The Killer Inside Me, based on the novel by pulp crime novelist Jim Thompson, had its debut at the 2010 Sundance Film Festival where it was instantly met with controversy concerning the violent nature of its protagonist played with crazed perfection by Casey Affleck. The violence in question drew comparisons to a head-beating via fire extinguisher scene in Gaspar Noe’s Irreversible* and controversy began to brew conjuring memories of Lars Von Trier’s Antichrist at last year’s Cannes Film Festival. Well, as often is the case, the brew ha-ha is unwarranted and ill-conceived. Even better, this film is quite good.
Set in West Texas during the early 1950s, the film begins quite innocently, but is quick to turn the corner. Deputy Lou Ford (Affleck) is sent to deal with Joyce (Jessica Alba), a prostitute that’s moved into town, and he’s been asked to see she makes her way out of town. Upon meeting her, the two begin a secretive affair built primarily around a lack of self esteem and rough sex. However, as his sexual relationship with Joyce heats up, memories of an abusive childhood come to the surface culminating in a revenge plot that will end in a double-murder as the exploration of a cold-hearted killer unfolds.
In overly-excited corners, ready to hop on director Michael Winterbottom’s case, you’ll get questions asking why he would make this movie, or why anyone would want to see it based on the ultra-violent nature of the protagonist? Strangely, these people probably aren’t looking at the character and asking themselves why is he like this? Winterbottom’s film isn’t out to titillate you and get you excited about the prospect of seeing someone’s face bashed in. It’s an exploration of the after effects of abuse, the hurt people cause to others (sometimes unknowingly) and one of the many reasons someone may turn into a sociopath.
Affleck delivers a performance worthy of absolute recognition. Lou Ford isn’t an over-the-top Hollywood-style character, he’s got a “gee whiz” kind of personality and while in public he appears to simply go about his business. He’s got a relaxed approach about most everything he does and certainly this is one of the reasons the violence he inflicts is so jarring. It’s one thing to see physical emotion from a character when they’re killing someone in a movie, but to see a stone-faced glare is something entirely different. However, this isn’t to say Lou is without emotion. In fact it’s quite the opposite, which is the reason the scenes involving women are so much more violent than those involving men.

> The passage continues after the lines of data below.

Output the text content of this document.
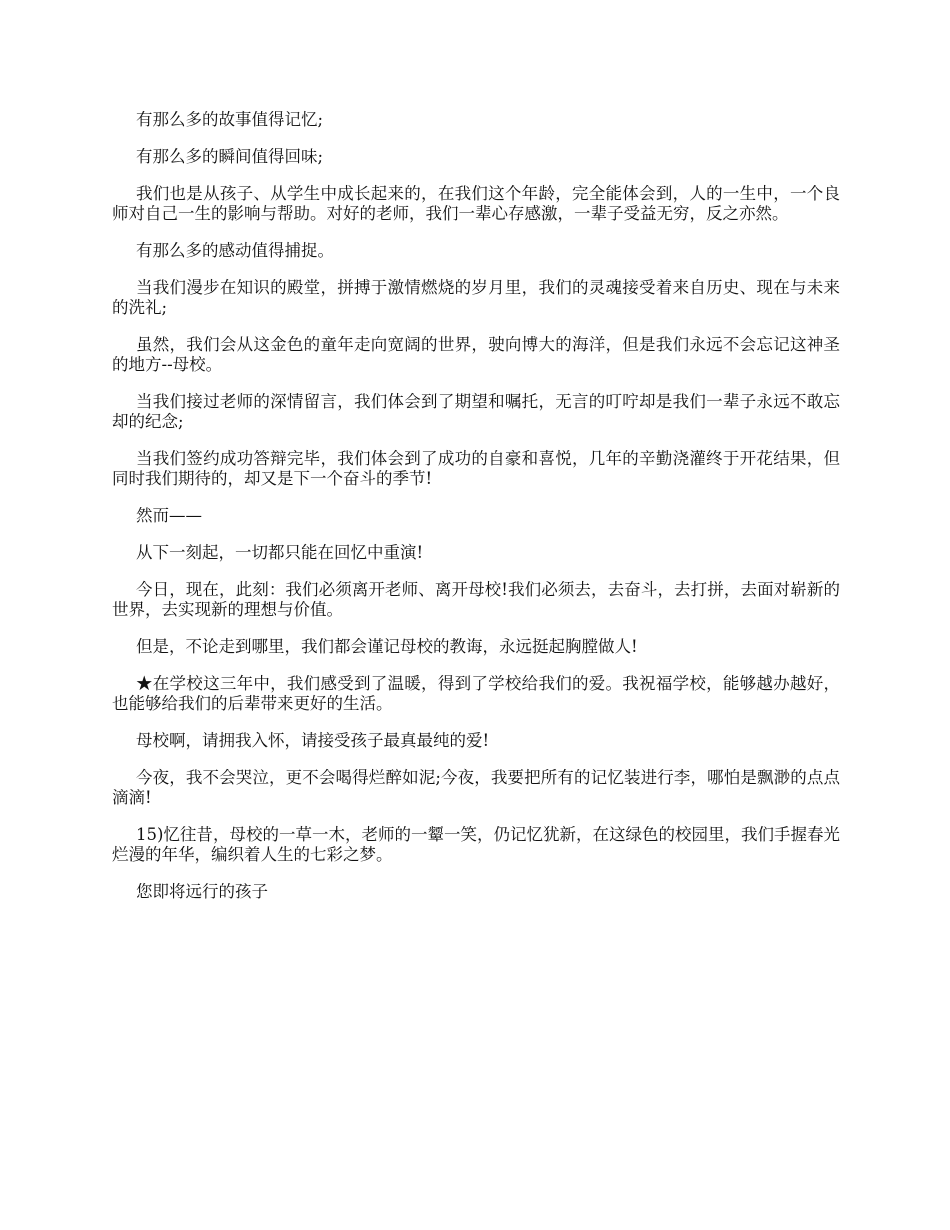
有那么多的故事值得记忆;

有那么多的瞬间值得回味;

我们也是从孩子、从学生中成长起来的，在我们这个年龄，完全能体会到，人的一生中，一个良师对自己一生的影响与帮助。对好的老师，我们一辈心存感激，一辈子受益无穷，反之亦然。

有那么多的感动值得捕捉。

当我们漫步在知识的殿堂，拼搏于激情燃烧的岁月里，我们的灵魂接受着来自历史、现在与未来的洗礼;

虽然，我们会从这金色的童年走向宽阔的世界，驶向博大的海洋，但是我们永远不会忘记这神圣的地方--母校。

当我们接过老师的深情留言，我们体会到了期望和嘱托，无言的叮咛却是我们一辈子永远不敢忘却的纪念;

当我们签约成功答辩完毕，我们体会到了成功的自豪和喜悦，几年的辛勤浇灌终于开花结果，但同时我们期待的，却又是下一个奋斗的季节!

然而——

从下一刻起，一切都只能在回忆中重演!

今日，现在，此刻：我们必须离开老师、离开母校!我们必须去，去奋斗，去打拼，去面对崭新的世界，去实现新的理想与价值。

但是，不论走到哪里，我们都会谨记母校的教诲，永远挺起胸膛做人!

★在学校这三年中，我们感受到了温暖，得到了学校给我们的爱。我祝福学校，能够越办越好，也能够给我们的后辈带来更好的生活。

母校啊，请拥我入怀，请接受孩子最真最纯的爱!

今夜，我不会哭泣，更不会喝得烂醉如泥;今夜，我要把所有的记忆装进行李，哪怕是飘渺的点点滴滴!

15)忆往昔，母校的一草一木，老师的一颦一笑，仍记忆犹新，在这绿色的校园里，我们手握春光烂漫的年华，编织着人生的七彩之梦。

您即将远行的孩子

Affleck embodies Lou Ford with outward honesty and inward cruelty. He’s a character that says he’s “got a foot on both sides of the fence” and he’s all the more fascinating for it. To my disappointment, Affleck’s performance is likely to be overlooked as the violence in the film is sure to take center stage. Especially the violence against women. Yes, there is a certain level of misogyny running through the film, but it comes as a result of the character and his experiences. This isn’t a film about hating women and it isn’t a celebration of violence. To that point, anyone who takes a morbid fascination in the pain Lou doles out should take a look at what side of the fence they’re standing on.

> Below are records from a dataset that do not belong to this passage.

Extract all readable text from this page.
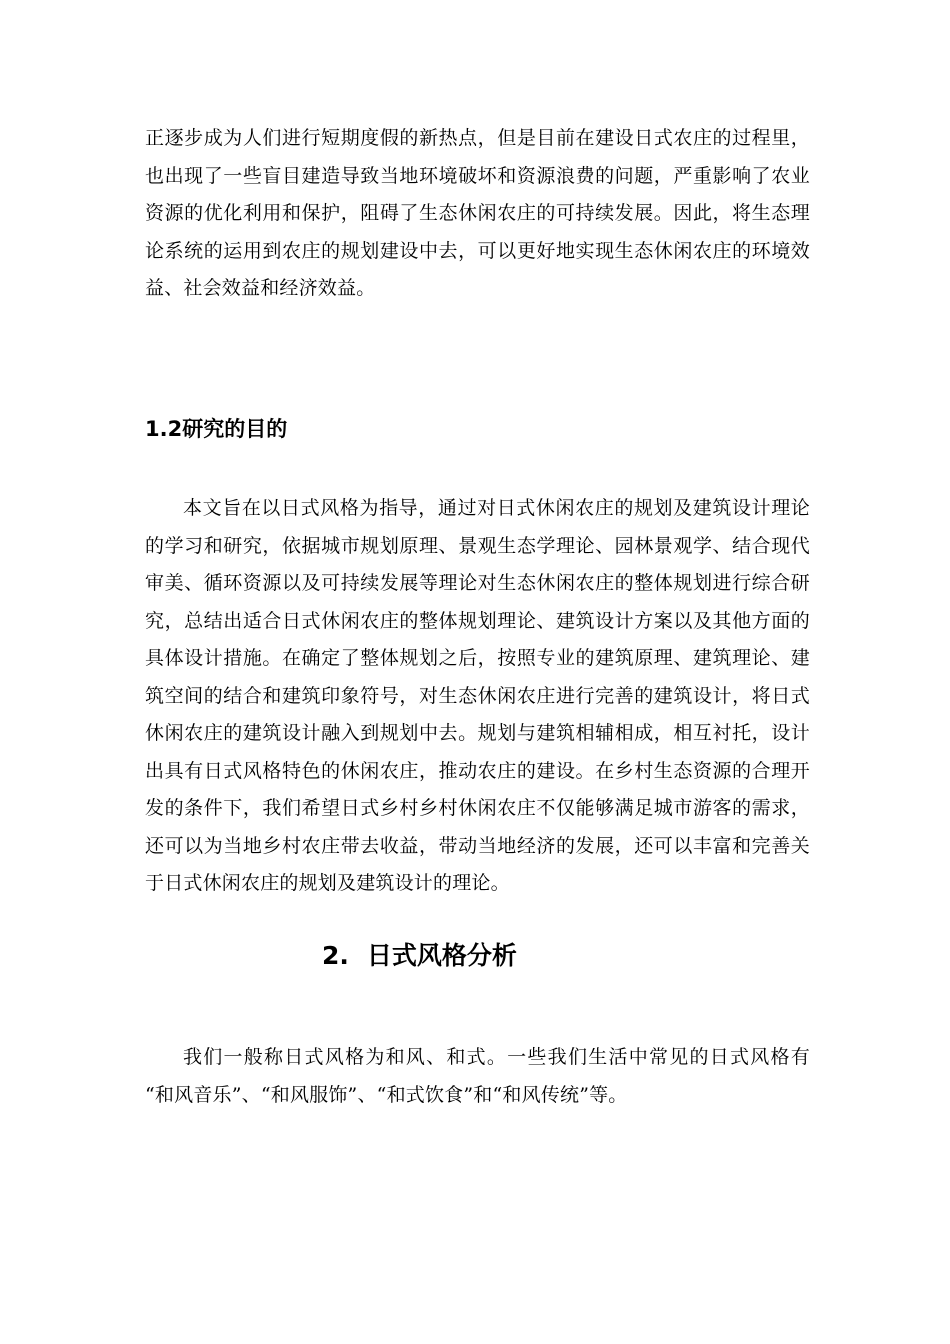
正逐步成为人们进行短期度假的新热点，但是目前在建设日式农庄的过程里，
也出现了一些盲目建造导致当地环境破坏和资源浪费的问题，严重影响了农业
资源的优化利用和保护，阻碍了生态休闲农庄的可持续发展。因此，将生态理
论系统的运用到农庄的规划建设中去，可以更好地实现生态休闲农庄的环境效
益、社会效益和经济效益。
1.2研究的目的
本文旨在以日式风格为指导，通过对日式休闲农庄的规划及建筑设计理论
的学习和研究，依据城市规划原理、景观生态学理论、园林景观学、结合现代
审美、循环资源以及可持续发展等理论对生态休闲农庄的整体规划进行综合研
究，总结出适合日式休闲农庄的整体规划理论、建筑设计方案以及其他方面的
具体设计措施。在确定了整体规划之后，按照专业的建筑原理、建筑理论、建
筑空间的结合和建筑印象符号，对生态休闲农庄进行完善的建筑设计，将日式
休闲农庄的建筑设计融入到规划中去。规划与建筑相辅相成，相互衬托，设计
出具有日式风格特色的休闲农庄，推动农庄的建设。在乡村生态资源的合理开
发的条件下，我们希望日式乡村乡村休闲农庄不仅能够满足城市游客的需求，
还可以为当地乡村农庄带去收益，带动当地经济的发展，还可以丰富和完善关
于日式休闲农庄的规划及建筑设计的理论。
2. 日式风格分析
我们一般称日式风格为和风、和式。一些我们生活中常见的日式风格有
“和风音乐”、“和风服饰”、“和式饮食”和“和风传统”等。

Starring alongside Affleck are Jessica Alba and Kate Hudson as the two main ladies of the feature. Simon Baker plays a detective investigating the growing number of murders in the small town and Elias Koteas plays a rather chatty union boss whose service to the story seems to be as more of an instigator than a real character. Probably the best supporting performance comes from Tom Bower as Sheriff Bob Maples, a rather innocent and typical country bumpkin, small town sheriff that’s easy to sympathize with.
For the most part I enjoyed The Killer Inside Me as a fascinating character study with a fantastic performance from Casey Affleck, who continues to prove he’s worthy of the big time if only he’d get cast in more roles. There is a bit of a herky-jerky start to the picture, with little character building before Lou goes a bit crazy, but once things are moving it works quite well.
* The comparison to the head-beating in Irreversible is entirely unwarranted. The scene in question in The Killer Inside Me is child’s play when compared to the gut-wrenching sequence in Noe’s feature. Primarily because the majority of the violence in this movie happens off screen, all you see are the after effects, even though some journalists are misreporting the contrary.